Des services secrets, nous ne savons que les échecs et rarement les succès. Si l'échec provoque l'anathème, l'ingratitude est fille de la victoire. Quand à la gloire, il faut l'oublier, elle est pour les autres...

jeudi 22 septembre 2016

L'affaire des policiers belges "passeurs" de migrants tourne à l'incident diplomatique


Bernard Cazeneuve demande des explications. L'affaire des deux policiers belges interpellés mardi 20 septembre à la frontière franco-belge en train de déposer 13 migrants au bord d'une route de campagne sur le territoire français tourne à l'incident diplomatique.

Le ministre de l'Intérieur français Bernard Cazeneuve a en effet convoqué mercredi 21 l'ambassadeur de Belgique pour "lui demander des explications". Mais cette information n'a été rendue publique que le lendemain et le ministère de l'Intérieur n'a pas détaillé le contenu de leur entretien. Le "premier flic de France" à notamment "fait part de son mécontentement à son homologue belge dès hier matin" et "le message est passé", a toutefois précisé le ministère.

"Il est à craindre qu'il y ait de grands trous juridiques"

Les deux policiers belges avaient été interpellés par la police française mardi soir à Nieppe dans le Nord, ville frontalière, au volant d'un de leurs fourgons dans lequel se trouvaient treize migrants, dont trois mineurs, de nationalité afghane et irakienne, qu'ils venaient de déposer en rase campagne.

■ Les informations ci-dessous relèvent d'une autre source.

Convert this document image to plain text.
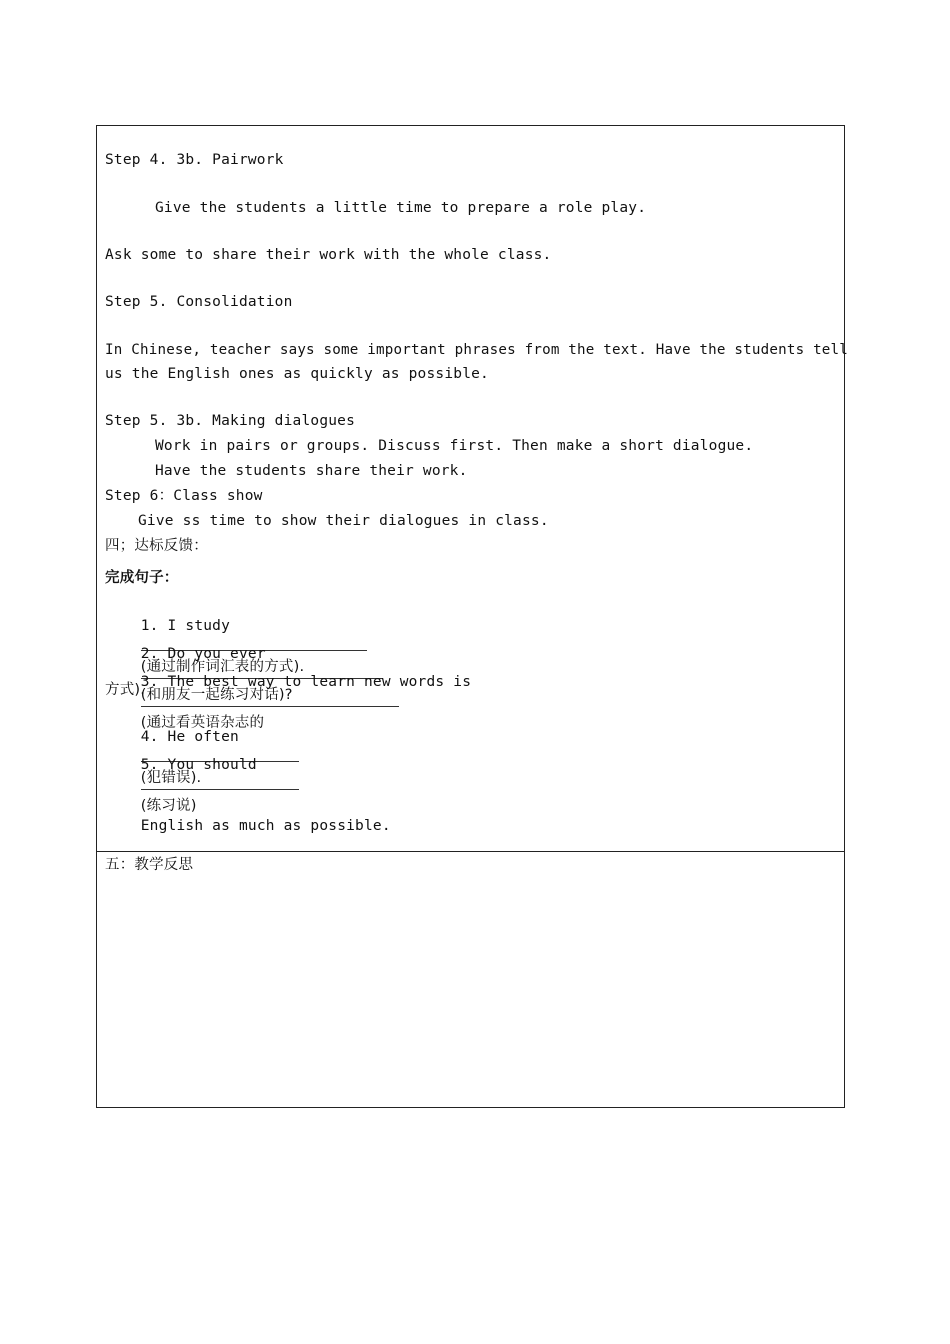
Step 4. 3b. Pairwork
Give the students a little time to prepare a role play.
Ask some to share their work with the whole class.
Step 5. Consolidation
In Chinese, teacher says some important phrases from the text. Have the students tell
us the English ones as quickly as possible.
Step 5. 3b. Making dialogues
Work in pairs or groups. Discuss first. Then make a short dialogue.
Have the students share their work.
Step 6：Class show
Give ss time to show their dialogues in class.
四；达标反馈：
完成句子：

1. I study

(通过制作词汇表的方式).

2. Do you ever

(和朋友一起练习对话)?

3. The best way to learn new words is

(通过看英语杂志的

方式).

4. He often

(犯错误).

5. You should

(练习说)
English as much as possible.

五：教学反思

Ils ont été remis en liberté dans la nuit de mardi à mercredi, a indiqué la préfecture du Nord, après avoir été "entendus librement comme témoins au commissariat d'Armentières, où ils sont restés quelques heures car il fallait aussi traiter d'autres affaires". Selon cette même source, ils n'ont pas été menottés. Le président du SLFP Police, un syndicat policier belge, Vincent Gilles, avait affirmé le contraire à la RTBF, s'indignant du sort fait à ses collègues, "malgré l'identification" qui avait été faite.

"Ou bien les collègues français ont voulu s'amuser - il n'y a qu'eux qui ont ri dans cette histoire, en plus ils couvrent toute la police française de ridicule -, ou bien dans le cadre du protocole d'accord entre Bernard Cazeneuve, le ministre de l'Intérieur français et Jan Jambon, le ministre de l'Intérieur belge, il est à craindre qu'il y ait de grands trous juridiques", s'était irrité Vincent Gilles, toujours à la RTBF.

Une initiative "pas conforme aux pratiques habituelles"

De source policière française, on précise que les migrants ont été découverts par la police belge d'Ypres en Flandres occidentale, après être sortis d'un camion parti de France, qui, pensaient-ils, allait les conduire vers Calais, d'où ils envisageaient de rejoindre l'Angleterre.

Les policiers belges les auraient alors reconduits en France, "mais sans respecter la procédure de réadmission, où on doit informer les autorités", a souligné cette source policière auprès de l'AFP. Elle a cependant assuré qu'à sa connaissance, ce type d'initiative était "une première" et que "polices belge et française s'entendent bien". Cette décision belge n'est "pas conforme aux pratiques habituelles de travail entre la France et la Belgique", a corroboré la préfecture du Nord.

Trois migrants placés, cinq libérés et cinq autres expulsés

Le commissaire d'Ypres, Georges Aeck, avait expliqué mercredi à la RTBF: "On a reconduit (les migrants) parce qu'on ne voulait pas les laisser ici, directement sur la route et les laisser à pieds aller à la frontière. Donc on les a reconduits (...) dans la direction où ils voulaient aller".

Et selon l'Obs, la pratique n'est pas nouvelle et se produit dans les deux sens. Selon le parquet de la ville de Tournai en Belgique: "c'est déjà arrivé dans l'autre sens, on a déjà interpellé des policiers français avec des migrants dans le Tournaisis, c'est arrivé au moins une fois", peut-on lire sur le site internet de l'hebdomadaire.

Les trois migrants mineurs ont été placés en foyer. Cinq autres ont fait l'objet d'une obligation de quitter le territoire français, et cinq ont été remis en liberté. Ils avaient été précédemment placés en rétention administrative, le temps d'examiner leur situation.

Cet incident intervient alors que le gouvernement prépare le démantèlement du campement de migrants de Calais, où s'entassent près de 7.000 migrants selon l'Intérieur (10.000 selon deux associations). Pour les loger, les pouvoirs publics auront besoin de 9.000 places supplémentaires dans des Centres d'accueil et d'orientation (CAO) pour porter leur total à 12.000 d'ici la fin de l'année.